Like Trump, Brazil’s Bolsonaro Still Has a Path Back to Power

Like Trump, Brazil’s Bolsonaro Still Has a Path Back to Power
Former Brazilian President Jair Bolsonaro poses for a selfie with a supporter during a campaign event for a political ally, in Valparaiso de Goias, Brazil, Sept. 22, 2024 (AP photo by Eraldo Peres).

Last week, Brazil’s federal police unsealed a nearly 900-page document outlining the evidence they collected during an investigation into the actions of then-President Jair Bolsonaro and 36 other people, including several high-ranking military officials, in the aftermath of the country’s presidential election in October 2022. According to the report’s main conclusion, Bolsonaro “planned, acted and was directly and effectively aware of the actions of the criminal organization aiming to launch a coup d’etat and eliminate the democratic rule of law” after he lost that ballot.

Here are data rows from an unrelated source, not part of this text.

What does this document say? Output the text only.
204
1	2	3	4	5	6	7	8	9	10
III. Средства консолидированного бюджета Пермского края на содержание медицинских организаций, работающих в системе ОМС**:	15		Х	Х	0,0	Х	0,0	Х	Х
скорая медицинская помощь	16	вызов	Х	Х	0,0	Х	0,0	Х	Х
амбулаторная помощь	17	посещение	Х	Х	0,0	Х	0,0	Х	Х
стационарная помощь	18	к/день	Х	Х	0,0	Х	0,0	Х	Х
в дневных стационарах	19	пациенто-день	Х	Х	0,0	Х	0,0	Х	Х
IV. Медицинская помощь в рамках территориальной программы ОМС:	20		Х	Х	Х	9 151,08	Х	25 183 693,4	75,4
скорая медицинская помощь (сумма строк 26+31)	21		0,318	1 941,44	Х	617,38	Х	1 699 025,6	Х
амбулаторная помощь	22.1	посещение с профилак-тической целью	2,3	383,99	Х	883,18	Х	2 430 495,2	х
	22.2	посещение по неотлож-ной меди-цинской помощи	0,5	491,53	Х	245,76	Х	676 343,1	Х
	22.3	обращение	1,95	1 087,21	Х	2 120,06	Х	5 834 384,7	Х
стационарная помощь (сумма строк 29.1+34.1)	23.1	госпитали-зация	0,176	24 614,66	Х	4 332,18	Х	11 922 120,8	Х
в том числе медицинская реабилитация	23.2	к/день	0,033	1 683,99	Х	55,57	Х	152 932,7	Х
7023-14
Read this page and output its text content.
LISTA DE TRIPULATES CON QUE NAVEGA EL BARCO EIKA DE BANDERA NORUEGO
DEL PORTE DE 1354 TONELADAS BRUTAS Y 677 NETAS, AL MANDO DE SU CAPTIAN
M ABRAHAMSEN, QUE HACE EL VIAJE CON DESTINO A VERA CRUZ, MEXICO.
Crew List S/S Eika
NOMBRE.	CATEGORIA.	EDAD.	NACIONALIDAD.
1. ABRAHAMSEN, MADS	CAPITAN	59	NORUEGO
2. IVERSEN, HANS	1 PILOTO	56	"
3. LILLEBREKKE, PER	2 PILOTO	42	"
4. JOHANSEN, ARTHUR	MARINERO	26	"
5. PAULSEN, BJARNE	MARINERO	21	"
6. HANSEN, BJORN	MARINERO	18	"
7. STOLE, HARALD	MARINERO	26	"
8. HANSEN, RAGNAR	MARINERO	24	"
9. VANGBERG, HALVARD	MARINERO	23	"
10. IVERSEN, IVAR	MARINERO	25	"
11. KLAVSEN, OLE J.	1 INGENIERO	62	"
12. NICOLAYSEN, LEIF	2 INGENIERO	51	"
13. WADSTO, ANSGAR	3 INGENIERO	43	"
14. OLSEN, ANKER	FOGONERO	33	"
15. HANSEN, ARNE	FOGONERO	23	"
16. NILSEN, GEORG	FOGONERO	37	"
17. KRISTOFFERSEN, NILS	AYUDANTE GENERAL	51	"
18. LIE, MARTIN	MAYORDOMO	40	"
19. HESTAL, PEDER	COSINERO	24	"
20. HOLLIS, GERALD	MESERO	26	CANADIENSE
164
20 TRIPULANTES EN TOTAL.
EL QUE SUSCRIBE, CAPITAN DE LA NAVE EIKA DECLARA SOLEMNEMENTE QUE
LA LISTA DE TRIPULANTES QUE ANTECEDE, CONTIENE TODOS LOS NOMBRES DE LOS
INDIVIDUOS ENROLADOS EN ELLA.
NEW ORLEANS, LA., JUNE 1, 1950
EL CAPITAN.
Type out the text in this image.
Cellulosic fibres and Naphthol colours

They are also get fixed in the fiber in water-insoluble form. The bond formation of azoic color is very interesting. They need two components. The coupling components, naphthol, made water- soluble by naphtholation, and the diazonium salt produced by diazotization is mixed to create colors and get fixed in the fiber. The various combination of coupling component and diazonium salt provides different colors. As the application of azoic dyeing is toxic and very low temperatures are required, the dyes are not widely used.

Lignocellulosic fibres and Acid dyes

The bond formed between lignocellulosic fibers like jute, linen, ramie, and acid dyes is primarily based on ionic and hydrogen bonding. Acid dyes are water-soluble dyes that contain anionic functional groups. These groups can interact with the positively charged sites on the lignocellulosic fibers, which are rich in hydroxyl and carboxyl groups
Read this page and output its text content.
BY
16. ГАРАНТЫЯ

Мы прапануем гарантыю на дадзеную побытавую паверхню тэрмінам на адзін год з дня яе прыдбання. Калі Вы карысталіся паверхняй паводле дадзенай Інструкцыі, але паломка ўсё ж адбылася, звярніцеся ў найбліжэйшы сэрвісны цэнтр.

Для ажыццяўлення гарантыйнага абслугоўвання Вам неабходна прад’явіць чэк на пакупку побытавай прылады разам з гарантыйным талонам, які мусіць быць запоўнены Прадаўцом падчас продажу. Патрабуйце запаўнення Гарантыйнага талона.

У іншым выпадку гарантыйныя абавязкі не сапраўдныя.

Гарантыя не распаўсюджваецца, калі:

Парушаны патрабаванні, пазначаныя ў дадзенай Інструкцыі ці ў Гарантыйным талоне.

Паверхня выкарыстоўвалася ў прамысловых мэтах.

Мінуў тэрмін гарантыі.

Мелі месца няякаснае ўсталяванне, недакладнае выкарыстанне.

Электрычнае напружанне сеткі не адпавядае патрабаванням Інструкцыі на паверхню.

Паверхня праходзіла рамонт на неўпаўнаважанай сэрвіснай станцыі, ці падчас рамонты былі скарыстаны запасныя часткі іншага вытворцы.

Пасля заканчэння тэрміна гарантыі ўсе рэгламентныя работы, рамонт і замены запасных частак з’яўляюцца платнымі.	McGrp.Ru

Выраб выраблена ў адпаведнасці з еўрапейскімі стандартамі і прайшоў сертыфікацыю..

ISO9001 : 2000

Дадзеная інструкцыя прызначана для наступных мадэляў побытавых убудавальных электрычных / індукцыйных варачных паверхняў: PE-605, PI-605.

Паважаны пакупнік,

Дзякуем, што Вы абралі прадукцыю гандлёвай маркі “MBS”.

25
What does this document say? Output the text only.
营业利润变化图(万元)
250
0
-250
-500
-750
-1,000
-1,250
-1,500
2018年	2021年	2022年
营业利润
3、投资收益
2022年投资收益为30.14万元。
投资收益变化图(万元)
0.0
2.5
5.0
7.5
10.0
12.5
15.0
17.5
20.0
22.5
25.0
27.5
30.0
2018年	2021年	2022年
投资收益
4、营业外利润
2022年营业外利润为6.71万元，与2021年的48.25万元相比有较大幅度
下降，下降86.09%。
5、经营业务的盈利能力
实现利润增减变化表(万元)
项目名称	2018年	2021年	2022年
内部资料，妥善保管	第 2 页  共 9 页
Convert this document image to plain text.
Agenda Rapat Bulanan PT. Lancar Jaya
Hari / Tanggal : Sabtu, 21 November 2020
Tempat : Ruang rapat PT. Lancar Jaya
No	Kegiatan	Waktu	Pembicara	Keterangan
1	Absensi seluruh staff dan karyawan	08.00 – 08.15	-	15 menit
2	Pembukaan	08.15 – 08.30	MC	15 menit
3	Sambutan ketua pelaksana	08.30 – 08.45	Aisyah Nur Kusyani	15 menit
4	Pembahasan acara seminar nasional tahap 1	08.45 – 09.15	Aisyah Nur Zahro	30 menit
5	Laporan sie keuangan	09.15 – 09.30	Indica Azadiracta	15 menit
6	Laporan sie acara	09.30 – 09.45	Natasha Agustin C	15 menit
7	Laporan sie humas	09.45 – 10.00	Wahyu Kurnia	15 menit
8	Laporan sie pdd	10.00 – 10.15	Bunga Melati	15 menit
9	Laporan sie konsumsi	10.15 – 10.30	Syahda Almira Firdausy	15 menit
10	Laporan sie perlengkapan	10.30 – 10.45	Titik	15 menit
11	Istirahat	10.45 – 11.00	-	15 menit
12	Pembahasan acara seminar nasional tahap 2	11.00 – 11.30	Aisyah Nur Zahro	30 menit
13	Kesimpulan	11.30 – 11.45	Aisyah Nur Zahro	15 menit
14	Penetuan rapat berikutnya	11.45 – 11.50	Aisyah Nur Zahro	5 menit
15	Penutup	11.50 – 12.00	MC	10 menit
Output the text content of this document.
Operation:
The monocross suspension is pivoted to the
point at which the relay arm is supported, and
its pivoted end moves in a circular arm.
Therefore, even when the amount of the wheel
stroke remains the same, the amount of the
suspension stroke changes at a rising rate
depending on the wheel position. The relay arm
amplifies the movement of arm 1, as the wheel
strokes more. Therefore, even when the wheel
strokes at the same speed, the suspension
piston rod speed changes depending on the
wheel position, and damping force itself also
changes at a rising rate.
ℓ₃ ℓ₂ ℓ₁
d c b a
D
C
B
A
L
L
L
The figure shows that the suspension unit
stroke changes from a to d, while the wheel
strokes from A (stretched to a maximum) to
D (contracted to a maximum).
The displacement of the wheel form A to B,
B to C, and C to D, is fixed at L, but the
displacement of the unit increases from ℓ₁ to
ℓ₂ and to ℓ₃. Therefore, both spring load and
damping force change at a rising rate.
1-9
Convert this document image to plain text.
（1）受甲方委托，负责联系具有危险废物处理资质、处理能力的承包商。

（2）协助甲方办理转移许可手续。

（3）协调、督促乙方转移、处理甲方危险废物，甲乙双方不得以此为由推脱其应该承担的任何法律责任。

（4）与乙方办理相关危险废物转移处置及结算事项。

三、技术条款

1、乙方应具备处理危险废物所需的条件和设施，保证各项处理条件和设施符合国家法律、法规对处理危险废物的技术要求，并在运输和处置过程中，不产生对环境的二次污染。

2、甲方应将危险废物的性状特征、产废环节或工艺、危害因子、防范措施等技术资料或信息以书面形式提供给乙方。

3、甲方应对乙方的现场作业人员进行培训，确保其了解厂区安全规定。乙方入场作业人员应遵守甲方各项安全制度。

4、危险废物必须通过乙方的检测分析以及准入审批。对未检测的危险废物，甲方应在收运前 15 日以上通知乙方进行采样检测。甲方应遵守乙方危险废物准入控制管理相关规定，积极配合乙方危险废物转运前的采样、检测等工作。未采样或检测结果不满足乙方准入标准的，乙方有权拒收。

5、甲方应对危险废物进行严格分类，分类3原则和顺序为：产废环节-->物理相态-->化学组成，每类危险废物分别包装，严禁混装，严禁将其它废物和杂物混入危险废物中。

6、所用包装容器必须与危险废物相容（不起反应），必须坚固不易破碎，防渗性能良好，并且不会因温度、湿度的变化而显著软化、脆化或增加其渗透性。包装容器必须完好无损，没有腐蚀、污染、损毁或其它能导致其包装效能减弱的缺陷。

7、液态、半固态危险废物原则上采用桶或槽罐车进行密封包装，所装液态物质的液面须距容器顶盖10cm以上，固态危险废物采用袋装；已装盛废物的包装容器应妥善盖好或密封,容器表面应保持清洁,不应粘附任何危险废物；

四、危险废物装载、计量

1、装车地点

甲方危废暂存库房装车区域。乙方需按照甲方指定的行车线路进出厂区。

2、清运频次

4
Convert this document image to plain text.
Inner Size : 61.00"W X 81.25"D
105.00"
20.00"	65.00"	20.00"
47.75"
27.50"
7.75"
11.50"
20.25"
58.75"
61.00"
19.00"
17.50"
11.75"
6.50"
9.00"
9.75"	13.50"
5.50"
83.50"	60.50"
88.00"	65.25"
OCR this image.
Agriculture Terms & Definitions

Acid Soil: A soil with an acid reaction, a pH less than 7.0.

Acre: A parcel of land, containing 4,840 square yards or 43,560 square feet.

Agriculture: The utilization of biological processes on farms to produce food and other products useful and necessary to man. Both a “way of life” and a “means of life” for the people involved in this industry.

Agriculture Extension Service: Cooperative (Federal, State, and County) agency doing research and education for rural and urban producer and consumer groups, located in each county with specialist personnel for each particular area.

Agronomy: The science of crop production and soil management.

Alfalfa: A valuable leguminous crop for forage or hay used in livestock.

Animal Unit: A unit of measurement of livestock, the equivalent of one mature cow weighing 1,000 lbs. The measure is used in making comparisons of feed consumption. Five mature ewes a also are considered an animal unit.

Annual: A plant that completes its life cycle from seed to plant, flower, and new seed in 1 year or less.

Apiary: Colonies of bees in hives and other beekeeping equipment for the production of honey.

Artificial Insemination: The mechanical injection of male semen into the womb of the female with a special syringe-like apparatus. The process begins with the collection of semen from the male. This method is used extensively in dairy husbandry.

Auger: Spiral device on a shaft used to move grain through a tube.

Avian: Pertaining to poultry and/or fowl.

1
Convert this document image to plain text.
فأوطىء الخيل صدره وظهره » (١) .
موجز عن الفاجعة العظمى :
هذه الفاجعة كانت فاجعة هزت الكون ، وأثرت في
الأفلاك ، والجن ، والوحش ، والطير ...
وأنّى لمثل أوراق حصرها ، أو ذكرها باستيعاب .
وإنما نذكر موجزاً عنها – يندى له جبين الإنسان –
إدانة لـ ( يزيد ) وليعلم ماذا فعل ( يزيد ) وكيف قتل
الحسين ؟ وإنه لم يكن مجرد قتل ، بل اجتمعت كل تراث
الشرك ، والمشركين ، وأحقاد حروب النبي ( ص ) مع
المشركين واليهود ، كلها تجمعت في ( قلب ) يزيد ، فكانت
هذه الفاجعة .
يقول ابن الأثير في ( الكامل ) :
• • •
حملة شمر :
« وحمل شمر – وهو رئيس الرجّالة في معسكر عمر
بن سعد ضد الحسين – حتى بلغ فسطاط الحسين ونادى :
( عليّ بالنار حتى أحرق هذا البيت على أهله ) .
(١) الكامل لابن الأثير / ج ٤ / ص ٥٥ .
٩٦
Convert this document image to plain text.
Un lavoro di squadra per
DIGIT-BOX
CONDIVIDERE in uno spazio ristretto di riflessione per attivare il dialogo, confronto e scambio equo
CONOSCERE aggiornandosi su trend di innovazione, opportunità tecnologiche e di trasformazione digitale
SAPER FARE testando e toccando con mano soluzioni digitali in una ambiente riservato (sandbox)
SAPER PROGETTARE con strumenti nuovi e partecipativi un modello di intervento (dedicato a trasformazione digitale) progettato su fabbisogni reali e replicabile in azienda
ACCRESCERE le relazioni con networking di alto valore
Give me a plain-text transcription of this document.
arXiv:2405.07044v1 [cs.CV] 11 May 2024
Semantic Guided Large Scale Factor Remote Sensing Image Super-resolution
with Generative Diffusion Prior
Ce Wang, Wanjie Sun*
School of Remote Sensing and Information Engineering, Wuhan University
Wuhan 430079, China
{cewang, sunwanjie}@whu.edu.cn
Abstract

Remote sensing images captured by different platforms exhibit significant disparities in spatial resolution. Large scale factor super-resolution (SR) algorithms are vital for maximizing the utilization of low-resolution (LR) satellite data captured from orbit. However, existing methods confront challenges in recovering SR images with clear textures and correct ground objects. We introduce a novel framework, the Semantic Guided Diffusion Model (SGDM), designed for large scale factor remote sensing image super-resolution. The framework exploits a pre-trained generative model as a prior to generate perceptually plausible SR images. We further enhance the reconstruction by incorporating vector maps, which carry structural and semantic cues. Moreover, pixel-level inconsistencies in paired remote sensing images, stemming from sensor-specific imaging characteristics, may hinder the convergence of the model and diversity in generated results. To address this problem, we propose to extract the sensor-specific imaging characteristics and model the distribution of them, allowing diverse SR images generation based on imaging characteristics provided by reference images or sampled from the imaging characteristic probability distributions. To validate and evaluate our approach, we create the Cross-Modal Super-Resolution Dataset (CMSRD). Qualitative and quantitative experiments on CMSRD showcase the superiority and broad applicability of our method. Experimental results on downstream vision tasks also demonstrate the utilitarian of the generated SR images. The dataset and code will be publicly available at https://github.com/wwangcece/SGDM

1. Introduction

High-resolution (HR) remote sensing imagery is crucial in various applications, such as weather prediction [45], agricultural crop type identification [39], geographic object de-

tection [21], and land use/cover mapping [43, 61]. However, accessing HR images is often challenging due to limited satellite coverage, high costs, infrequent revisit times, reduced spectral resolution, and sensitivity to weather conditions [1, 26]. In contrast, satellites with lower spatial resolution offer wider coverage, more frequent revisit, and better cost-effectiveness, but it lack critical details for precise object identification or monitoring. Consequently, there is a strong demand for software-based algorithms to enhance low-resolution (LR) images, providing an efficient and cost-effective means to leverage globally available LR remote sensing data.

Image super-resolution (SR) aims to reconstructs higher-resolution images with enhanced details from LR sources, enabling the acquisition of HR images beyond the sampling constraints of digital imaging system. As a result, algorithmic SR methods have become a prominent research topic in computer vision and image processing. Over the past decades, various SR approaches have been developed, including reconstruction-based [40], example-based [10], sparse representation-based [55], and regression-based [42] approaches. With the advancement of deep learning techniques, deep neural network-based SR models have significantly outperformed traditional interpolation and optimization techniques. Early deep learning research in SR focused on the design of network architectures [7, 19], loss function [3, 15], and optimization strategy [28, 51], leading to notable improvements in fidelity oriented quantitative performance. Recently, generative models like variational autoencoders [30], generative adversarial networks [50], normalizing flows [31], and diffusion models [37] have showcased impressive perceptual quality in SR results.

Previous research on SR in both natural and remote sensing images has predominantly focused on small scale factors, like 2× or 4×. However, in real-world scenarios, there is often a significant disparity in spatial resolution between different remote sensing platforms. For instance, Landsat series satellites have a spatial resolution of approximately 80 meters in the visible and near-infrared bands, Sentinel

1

President Luiz Inacio Lula da Silva, who defeated Bolsonaro by about 2 million votes in the second round of the election, was inaugurated on New Year’s Day of 2023. Seven days later, Bolsonaro’s supporters stormed Brazil’s Congress and damaged buildings throughout the capital of Brasilia. That riot—reminiscent of the storming of the U.S. Capitol by supporters of then-President Donald Trump on Jan. 6, 2021—was put down swiftly, and it further reinforced the resolve of Lula and a coalition of leftist and centrist legislators to reject the anti-democratic aspects of Bolsonaro’s movement.

In the nearly two years since Jan. 8, 2023, however, it has become clear that the riot that day was only the visible tip of the iceberg of plots threatening Brazil’s democracy at the time. Bolsonaro, his family and his campaign team worked throughout the election to undermine the credibility of the electoral institutions. After losing, the outgoing president presented an unsigned decree to three top military commanders that would have created a commission to investigate purported electoral fraud based on false evidence that his own party propagated online, with an eye to suspending the country’s electoral authorities and forcing new elections. Going even further, Bolsonaro’s former defense minister and vice presidential running mate, Walter Braga Netto, approved an assassination attempt against Lula, Vice President-elect Geraldo Alckmin and Supreme Court Justice Alexandre de Moraes. Clearly if Bolsonaro and his supporters didn’t manage to keep Lula from rightfully assuming the presidency, it wasn’t for lack of trying.